Date: Wed, 24 Sep 2003 10:49:42 -0400 (EDT)
From: Dan Hoey <Hoey@aic.nrl.navy.mil>
To: John Conway <conway@math.princeton.edu>
Subject: Re: [math-fun] non-square products of squares?
cc: math-fun <math-fun@mailman.xmission.com>

I wrote:
> Up to order 255, the only group that exceeds 1/6 is
> SmallGroup(48,50), or

>     <a,b,c : a^3 = b^2 = c^2 = (a b)^3 = (a c)^3 = (b c)^2
>                  = (a b a^-1 c)^2 = 1> .

> It has a probability of 5/24 that a,b,ab are square,square,nonsquare.

I looked at your classification of groups of order 16 and verified
your translation of the smaller anonymous groups I found.  In hopes of
identifying this group, I found its derived subgroup 2^4 .  Of course
G/G' is C3.  But the direct product C3 x 2^4 is not G.

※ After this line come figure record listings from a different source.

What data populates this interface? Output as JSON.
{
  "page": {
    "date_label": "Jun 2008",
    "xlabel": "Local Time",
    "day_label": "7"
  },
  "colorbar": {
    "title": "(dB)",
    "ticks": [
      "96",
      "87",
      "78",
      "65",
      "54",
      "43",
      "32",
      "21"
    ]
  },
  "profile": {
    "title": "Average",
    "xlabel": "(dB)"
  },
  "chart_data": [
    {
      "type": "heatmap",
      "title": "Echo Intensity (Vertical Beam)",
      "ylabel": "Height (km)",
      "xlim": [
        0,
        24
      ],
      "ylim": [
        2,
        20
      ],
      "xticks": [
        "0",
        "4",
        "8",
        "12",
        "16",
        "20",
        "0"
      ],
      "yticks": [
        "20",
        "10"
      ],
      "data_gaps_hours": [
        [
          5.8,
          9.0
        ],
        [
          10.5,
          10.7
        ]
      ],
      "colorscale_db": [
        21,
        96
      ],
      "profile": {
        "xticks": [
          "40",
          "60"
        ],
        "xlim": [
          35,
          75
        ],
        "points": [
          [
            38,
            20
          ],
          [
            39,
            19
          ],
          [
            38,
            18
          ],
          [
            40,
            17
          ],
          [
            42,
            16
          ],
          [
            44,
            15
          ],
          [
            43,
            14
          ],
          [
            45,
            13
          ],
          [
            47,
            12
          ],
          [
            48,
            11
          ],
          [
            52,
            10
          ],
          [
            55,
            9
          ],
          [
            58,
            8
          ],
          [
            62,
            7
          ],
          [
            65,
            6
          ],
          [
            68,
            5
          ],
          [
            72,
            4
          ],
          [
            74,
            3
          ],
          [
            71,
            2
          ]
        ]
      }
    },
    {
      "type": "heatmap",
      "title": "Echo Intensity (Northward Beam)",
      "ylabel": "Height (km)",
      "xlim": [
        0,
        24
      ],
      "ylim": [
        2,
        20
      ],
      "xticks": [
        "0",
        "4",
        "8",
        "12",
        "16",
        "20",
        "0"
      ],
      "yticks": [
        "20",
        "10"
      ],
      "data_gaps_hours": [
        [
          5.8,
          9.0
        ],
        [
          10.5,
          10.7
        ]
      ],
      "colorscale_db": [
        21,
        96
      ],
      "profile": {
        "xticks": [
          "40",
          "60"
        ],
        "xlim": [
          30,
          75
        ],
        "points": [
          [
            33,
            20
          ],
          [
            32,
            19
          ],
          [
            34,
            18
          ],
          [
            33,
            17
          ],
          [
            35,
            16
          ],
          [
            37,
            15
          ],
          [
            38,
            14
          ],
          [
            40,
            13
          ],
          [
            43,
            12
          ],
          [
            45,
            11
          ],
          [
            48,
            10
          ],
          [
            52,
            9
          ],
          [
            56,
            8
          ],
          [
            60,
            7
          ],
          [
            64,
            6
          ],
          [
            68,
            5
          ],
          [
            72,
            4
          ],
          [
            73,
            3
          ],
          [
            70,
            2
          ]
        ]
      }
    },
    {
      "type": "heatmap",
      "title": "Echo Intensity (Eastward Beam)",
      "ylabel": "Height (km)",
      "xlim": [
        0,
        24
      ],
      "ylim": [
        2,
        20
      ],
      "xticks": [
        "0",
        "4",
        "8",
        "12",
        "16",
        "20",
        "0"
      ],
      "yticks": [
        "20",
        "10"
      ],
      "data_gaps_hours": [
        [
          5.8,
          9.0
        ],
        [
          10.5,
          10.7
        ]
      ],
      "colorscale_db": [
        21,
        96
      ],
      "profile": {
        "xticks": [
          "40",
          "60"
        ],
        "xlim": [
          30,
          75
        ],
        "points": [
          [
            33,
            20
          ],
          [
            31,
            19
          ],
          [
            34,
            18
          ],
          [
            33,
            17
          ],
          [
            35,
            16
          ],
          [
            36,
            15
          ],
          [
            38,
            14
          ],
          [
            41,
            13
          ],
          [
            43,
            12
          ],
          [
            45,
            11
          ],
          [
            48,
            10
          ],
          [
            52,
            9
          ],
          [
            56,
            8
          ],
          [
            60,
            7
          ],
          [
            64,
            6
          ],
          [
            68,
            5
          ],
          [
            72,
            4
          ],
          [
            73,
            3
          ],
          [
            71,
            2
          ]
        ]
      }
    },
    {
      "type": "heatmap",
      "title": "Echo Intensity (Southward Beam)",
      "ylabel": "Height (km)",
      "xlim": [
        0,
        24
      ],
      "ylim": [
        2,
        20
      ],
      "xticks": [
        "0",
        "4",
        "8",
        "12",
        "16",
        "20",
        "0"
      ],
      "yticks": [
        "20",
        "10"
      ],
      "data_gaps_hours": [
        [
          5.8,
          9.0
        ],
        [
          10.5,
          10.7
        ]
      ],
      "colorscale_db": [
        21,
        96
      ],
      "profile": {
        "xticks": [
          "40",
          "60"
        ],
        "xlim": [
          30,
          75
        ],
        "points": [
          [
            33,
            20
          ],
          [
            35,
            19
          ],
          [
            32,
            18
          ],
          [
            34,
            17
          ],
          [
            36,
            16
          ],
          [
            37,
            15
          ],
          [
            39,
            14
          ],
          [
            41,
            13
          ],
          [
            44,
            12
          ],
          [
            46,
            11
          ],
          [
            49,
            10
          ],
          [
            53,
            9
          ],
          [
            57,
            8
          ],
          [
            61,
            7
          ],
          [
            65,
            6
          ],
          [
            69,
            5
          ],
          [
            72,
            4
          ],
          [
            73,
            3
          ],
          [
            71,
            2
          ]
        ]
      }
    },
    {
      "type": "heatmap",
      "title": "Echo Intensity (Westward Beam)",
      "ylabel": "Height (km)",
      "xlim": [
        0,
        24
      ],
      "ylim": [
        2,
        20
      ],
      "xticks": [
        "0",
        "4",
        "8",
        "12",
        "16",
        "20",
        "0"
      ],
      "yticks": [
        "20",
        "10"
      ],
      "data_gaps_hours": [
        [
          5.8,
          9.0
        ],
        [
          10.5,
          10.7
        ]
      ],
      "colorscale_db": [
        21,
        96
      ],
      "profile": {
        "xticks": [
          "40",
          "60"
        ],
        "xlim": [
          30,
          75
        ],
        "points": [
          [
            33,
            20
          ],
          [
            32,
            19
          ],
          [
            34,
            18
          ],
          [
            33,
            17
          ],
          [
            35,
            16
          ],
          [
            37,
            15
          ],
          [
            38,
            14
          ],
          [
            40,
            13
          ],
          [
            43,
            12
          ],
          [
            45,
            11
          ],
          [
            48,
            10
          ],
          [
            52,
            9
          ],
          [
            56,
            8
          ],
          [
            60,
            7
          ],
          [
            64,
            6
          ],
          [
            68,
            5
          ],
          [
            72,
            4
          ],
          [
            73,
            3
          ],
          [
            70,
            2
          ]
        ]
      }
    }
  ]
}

That seems similar to the case for A4: A4/C3 = 2^2 but 2^2x3 is not
A4.  Somehow I thought that was the way to decompose and reconstitute
groups, but I guess I'm mistaken.

As for identifying the group, I have checked that its order spectrum
[1,15,32,0,...,0] is unique.   Its center is 1.

Dan